Les Pipos, ce n’est pas du pipeau!

Si vous avez suivi mes pérégrinations de ce samedi soir, vous avez sans doute remarqué qu’il a beaucoup été question de découvertes, de boissons et de rencontres… Mais où avons-nous pu nous sustenter? Mystère! Eh bien, je vous apporte (enfin!) la réponse : nous sommes retournés aux Pipos, qui avaient été une de mes bases naguère. J’avais découvert ce restaurant situé face à l’ancienne Ecole Polytechnique par hasard. Mais surtout, j’avais fait la connaissance de son patron lors d’un stage de rattrapage de points sur le permis de conduire… ça crée des liens! Et j’y allais donc assez souvent, car j’aimais à la fois le cadre, l’ambiance, la nourriture et l’accueil. Le patron l’a quitté, et j’y étais retournée une fois. Mais avais été très déçue et n’y suis pas retournée.

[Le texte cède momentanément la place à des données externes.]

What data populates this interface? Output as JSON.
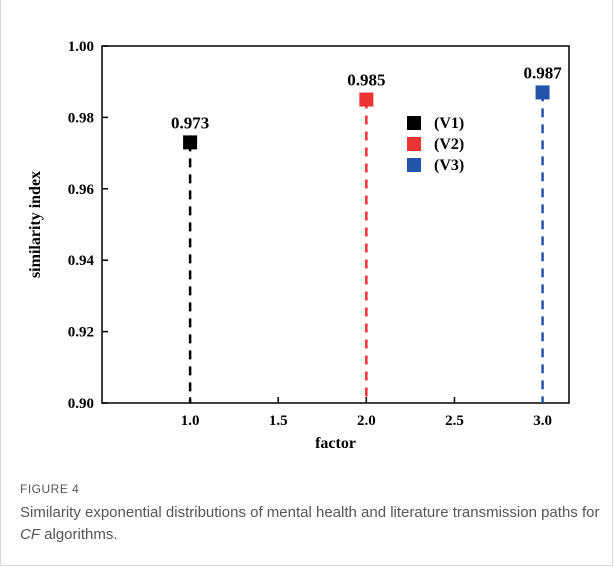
{
  "chart_data": {
    "type": "scatter",
    "xlabel": "factor",
    "ylabel": "similarity index",
    "xlim": [
      0.5,
      3.15
    ],
    "ylim": [
      0.9,
      1.0
    ],
    "xticks": [
      "1.0",
      "1.5",
      "2.0",
      "2.5",
      "3.0"
    ],
    "xtick_values": [
      1.0,
      1.5,
      2.0,
      2.5,
      3.0
    ],
    "yticks": [
      "0.90",
      "0.92",
      "0.94",
      "0.96",
      "0.98",
      "1.00"
    ],
    "ytick_values": [
      0.9,
      0.92,
      0.94,
      0.96,
      0.98,
      1.0
    ],
    "grid": false,
    "legend_position": "top-right",
    "series": [
      {
        "name": "(V1)",
        "x": 1.0,
        "y": 0.973,
        "label": "0.973",
        "color": "#000000"
      },
      {
        "name": "(V2)",
        "x": 2.0,
        "y": 0.985,
        "label": "0.985",
        "color": "#ee3333"
      },
      {
        "name": "(V3)",
        "x": 3.0,
        "y": 0.987,
        "label": "0.987",
        "color": "#2255aa"
      }
    ]
  },
  "caption": {
    "figure_label": "FIGURE 4",
    "text_before": "Similarity exponential distributions of mental health and literature transmission paths for ",
    "text_italic": "CF",
    "text_after": " algorithms."
  }
}
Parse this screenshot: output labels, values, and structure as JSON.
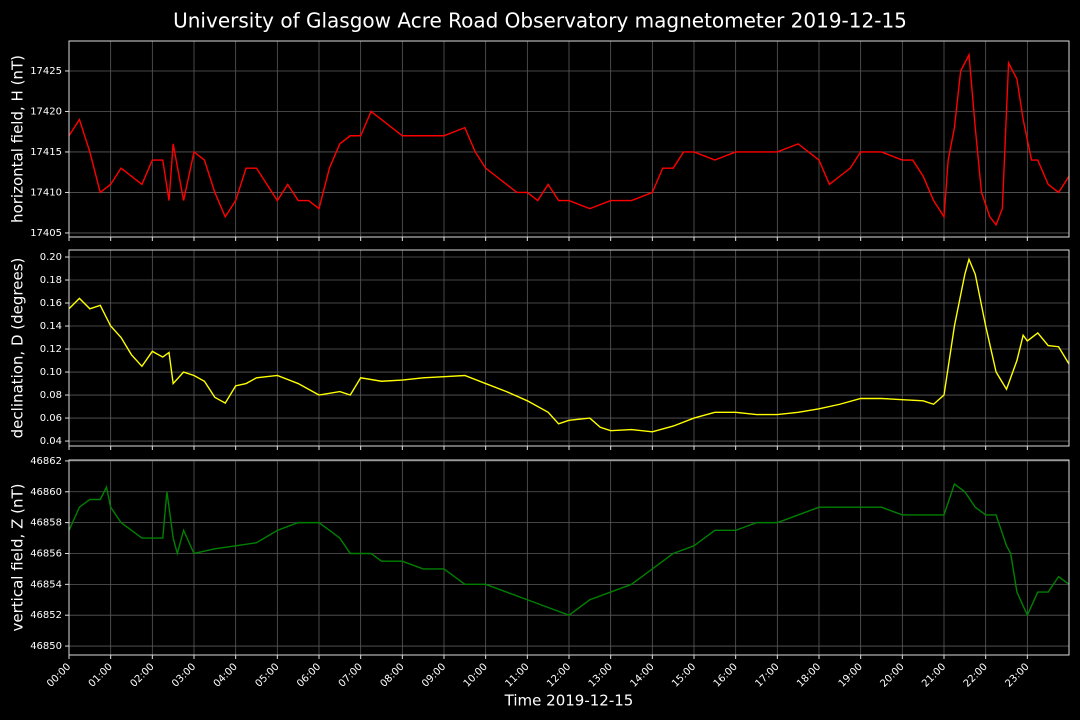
{
  "chart_data": [
    {
      "type": "line",
      "title": "University of Glasgow Acre Road Observatory magnetometer 2019-12-15",
      "ylabel": "horizontal field, H (nT)",
      "color": "#ff0000",
      "grid": true,
      "xlim": [
        0,
        24
      ],
      "ylim": [
        17404.5,
        17428.7
      ],
      "yticks": [
        17405,
        17410,
        17415,
        17420,
        17425
      ],
      "x": [
        0,
        0.25,
        0.5,
        0.75,
        1,
        1.25,
        1.5,
        1.75,
        2,
        2.25,
        2.4,
        2.5,
        2.75,
        3,
        3.25,
        3.5,
        3.75,
        4,
        4.25,
        4.5,
        4.75,
        5,
        5.25,
        5.5,
        5.75,
        6,
        6.25,
        6.5,
        6.75,
        7,
        7.25,
        7.5,
        7.75,
        8,
        8.5,
        9,
        9.5,
        9.75,
        10,
        10.25,
        10.5,
        10.75,
        11,
        11.25,
        11.5,
        11.75,
        12,
        12.5,
        13,
        13.5,
        14,
        14.25,
        14.5,
        14.75,
        15,
        15.5,
        16,
        16.5,
        17,
        17.5,
        18,
        18.25,
        18.5,
        18.75,
        19,
        19.5,
        20,
        20.25,
        20.5,
        20.75,
        21,
        21.1,
        21.25,
        21.4,
        21.6,
        21.75,
        21.9,
        22.1,
        22.25,
        22.4,
        22.55,
        22.75,
        22.9,
        23.1,
        23.25,
        23.5,
        23.75,
        24
      ],
      "values": [
        17417,
        17419,
        17415,
        17410,
        17411,
        17413,
        17412,
        17411,
        17414,
        17414,
        17409,
        17416,
        17409,
        17415,
        17414,
        17410,
        17407,
        17409,
        17413,
        17413,
        17411,
        17409,
        17411,
        17409,
        17409,
        17408,
        17413,
        17416,
        17417,
        17417,
        17420,
        17419,
        17418,
        17417,
        17417,
        17417,
        17418,
        17415,
        17413,
        17412,
        17411,
        17410,
        17410,
        17409,
        17411,
        17409,
        17409,
        17408,
        17409,
        17409,
        17410,
        17413,
        17413,
        17415,
        17415,
        17414,
        17415,
        17415,
        17415,
        17416,
        17414,
        17411,
        17412,
        17413,
        17415,
        17415,
        17414,
        17414,
        17412,
        17409,
        17407,
        17414,
        17418,
        17425,
        17427,
        17418,
        17410,
        17407,
        17406,
        17408,
        17426,
        17424,
        17419,
        17414,
        17414,
        17411,
        17410,
        17412
      ]
    },
    {
      "type": "line",
      "ylabel": "declination, D (degrees)",
      "color": "#ffff00",
      "grid": true,
      "xlim": [
        0,
        24
      ],
      "ylim": [
        0.0357,
        0.2061
      ],
      "yticks": [
        0.04,
        0.06,
        0.08,
        {
          "value": 0.1,
          "label": "0.10"
        },
        0.12,
        0.14,
        0.16,
        0.18,
        {
          "value": 0.2,
          "label": "0.20"
        }
      ],
      "x": [
        0,
        0.25,
        0.5,
        0.75,
        1,
        1.25,
        1.5,
        1.75,
        2,
        2.25,
        2.4,
        2.5,
        2.75,
        3,
        3.25,
        3.5,
        3.75,
        4,
        4.25,
        4.5,
        5,
        5.5,
        6,
        6.5,
        6.75,
        7,
        7.5,
        8,
        8.5,
        9,
        9.5,
        10,
        10.5,
        11,
        11.5,
        11.75,
        12,
        12.5,
        12.75,
        13,
        13.5,
        14,
        14.5,
        15,
        15.5,
        16,
        16.5,
        17,
        17.5,
        18,
        18.5,
        19,
        19.5,
        20,
        20.5,
        20.75,
        21,
        21.25,
        21.5,
        21.6,
        21.75,
        22,
        22.25,
        22.5,
        22.75,
        22.9,
        23,
        23.25,
        23.5,
        23.75,
        24
      ],
      "values": [
        0.155,
        0.164,
        0.155,
        0.158,
        0.14,
        0.13,
        0.115,
        0.105,
        0.118,
        0.113,
        0.117,
        0.09,
        0.1,
        0.097,
        0.092,
        0.078,
        0.073,
        0.088,
        0.09,
        0.095,
        0.097,
        0.09,
        0.08,
        0.083,
        0.08,
        0.095,
        0.092,
        0.093,
        0.095,
        0.096,
        0.097,
        0.09,
        0.083,
        0.075,
        0.065,
        0.055,
        0.058,
        0.06,
        0.052,
        0.049,
        0.05,
        0.048,
        0.053,
        0.06,
        0.065,
        0.065,
        0.063,
        0.063,
        0.065,
        0.068,
        0.072,
        0.077,
        0.077,
        0.076,
        0.075,
        0.072,
        0.08,
        0.14,
        0.185,
        0.198,
        0.185,
        0.14,
        0.1,
        0.085,
        0.11,
        0.132,
        0.127,
        0.134,
        0.123,
        0.122,
        0.107
      ]
    },
    {
      "type": "line",
      "ylabel": "vertical field, Z (nT)",
      "xlabel": "Time 2019-12-15",
      "color": "#008000",
      "grid": true,
      "xlim": [
        0,
        24
      ],
      "ylim": [
        46849.42,
        46862.06
      ],
      "yticks": [
        46850,
        46852,
        46854,
        46856,
        46858,
        46860,
        46862
      ],
      "xticks": [
        {
          "value": 0,
          "label": "00:00"
        },
        {
          "value": 1,
          "label": "01:00"
        },
        {
          "value": 2,
          "label": "02:00"
        },
        {
          "value": 3,
          "label": "03:00"
        },
        {
          "value": 4,
          "label": "04:00"
        },
        {
          "value": 5,
          "label": "05:00"
        },
        {
          "value": 6,
          "label": "06:00"
        },
        {
          "value": 7,
          "label": "07:00"
        },
        {
          "value": 8,
          "label": "08:00"
        },
        {
          "value": 9,
          "label": "09:00"
        },
        {
          "value": 10,
          "label": "10:00"
        },
        {
          "value": 11,
          "label": "11:00"
        },
        {
          "value": 12,
          "label": "12:00"
        },
        {
          "value": 13,
          "label": "13:00"
        },
        {
          "value": 14,
          "label": "14:00"
        },
        {
          "value": 15,
          "label": "15:00"
        },
        {
          "value": 16,
          "label": "16:00"
        },
        {
          "value": 17,
          "label": "17:00"
        },
        {
          "value": 18,
          "label": "18:00"
        },
        {
          "value": 19,
          "label": "19:00"
        },
        {
          "value": 20,
          "label": "20:00"
        },
        {
          "value": 21,
          "label": "21:00"
        },
        {
          "value": 22,
          "label": "22:00"
        },
        {
          "value": 23,
          "label": "23:00"
        }
      ],
      "x": [
        0,
        0.25,
        0.5,
        0.75,
        0.9,
        1,
        1.25,
        1.5,
        1.75,
        2,
        2.25,
        2.35,
        2.5,
        2.6,
        2.75,
        3,
        3.5,
        4,
        4.5,
        5,
        5.5,
        6,
        6.25,
        6.5,
        6.75,
        7,
        7.25,
        7.5,
        8,
        8.5,
        9,
        9.5,
        10,
        10.5,
        11,
        11.5,
        12,
        12.5,
        13,
        13.5,
        14,
        14.5,
        15,
        15.5,
        16,
        16.5,
        17,
        17.5,
        18,
        18.5,
        19,
        19.5,
        20,
        20.5,
        21,
        21.25,
        21.5,
        21.75,
        22,
        22.25,
        22.5,
        22.6,
        22.75,
        23,
        23.25,
        23.5,
        23.75,
        24
      ],
      "values": [
        46857.5,
        46859,
        46859.5,
        46859.5,
        46860.3,
        46859,
        46858,
        46857.5,
        46857,
        46857,
        46857,
        46860,
        46857,
        46856,
        46857.5,
        46856,
        46856.3,
        46856.5,
        46856.7,
        46857.5,
        46858,
        46858,
        46857.5,
        46857,
        46856,
        46856,
        46856,
        46855.5,
        46855.5,
        46855,
        46855,
        46854,
        46854,
        46853.5,
        46853,
        46852.5,
        46852,
        46853,
        46853.5,
        46854,
        46855,
        46856,
        46856.5,
        46857.5,
        46857.5,
        46858,
        46858,
        46858.5,
        46859,
        46859,
        46859,
        46859,
        46858.5,
        46858.5,
        46858.5,
        46860.5,
        46860,
        46859,
        46858.5,
        46858.5,
        46856.5,
        46856,
        46853.5,
        46852,
        46853.5,
        46853.5,
        46854.5,
        46854
      ]
    }
  ]
}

Pourquoi y aller ce soir-là, sinon pour remonter le moral à un vieil ami dont je sais qu’il adore les os à moelle, bien qu’il ne soit pas du genre canidé. Et nous y avons passé un excellent moment, autour d’un bon repas.

Le style est toujours aussi « vieille France ».

Néanmoins je remarque de nouveaux éléments de décor : les tableaux au plafond.

Le style est inattendu en ces lieux, mais pourquoi pas? Quant à la disposition, encore plus inattendue, n’est-ce pas?

On nous prévient tout de suite qu’une chanteuse sera présente durant la soirée. Effectivement, elle va aller et venir dans le restaurant durant tout le repas. Je n’aime pas son répertoire, mais j’admire sa voix et surtout son courage de continuer à chanter avec passion alors que les convives autour des tables sont plus attentifs à leurs hôtes et à leur repas qu’à la musique, visiblement.

Le repas? Parlons-en. Toujours aussi bon. Il paraît que l’os à moëlle, très copieux, est un régal. Pour ma part, ce fut du boeuf en croûte. Je n’ai pensé à le photographier qu’après en avoir dégusté plus de la moitié…

Et la tarte Tatin, agrémentée de crème fraîche, est toujours aussi délicieuse… Pour accompagner tout cela, un « petit » vin. C’est, comme souvent, le problème dans ce genre de restaurant : les prix des vins grimpent vite! Le choix s’est donc porté, après conseil de la fort agréable et très compétente serveuse, sur un Côte du Roussillon au nom tout à fait séduisant.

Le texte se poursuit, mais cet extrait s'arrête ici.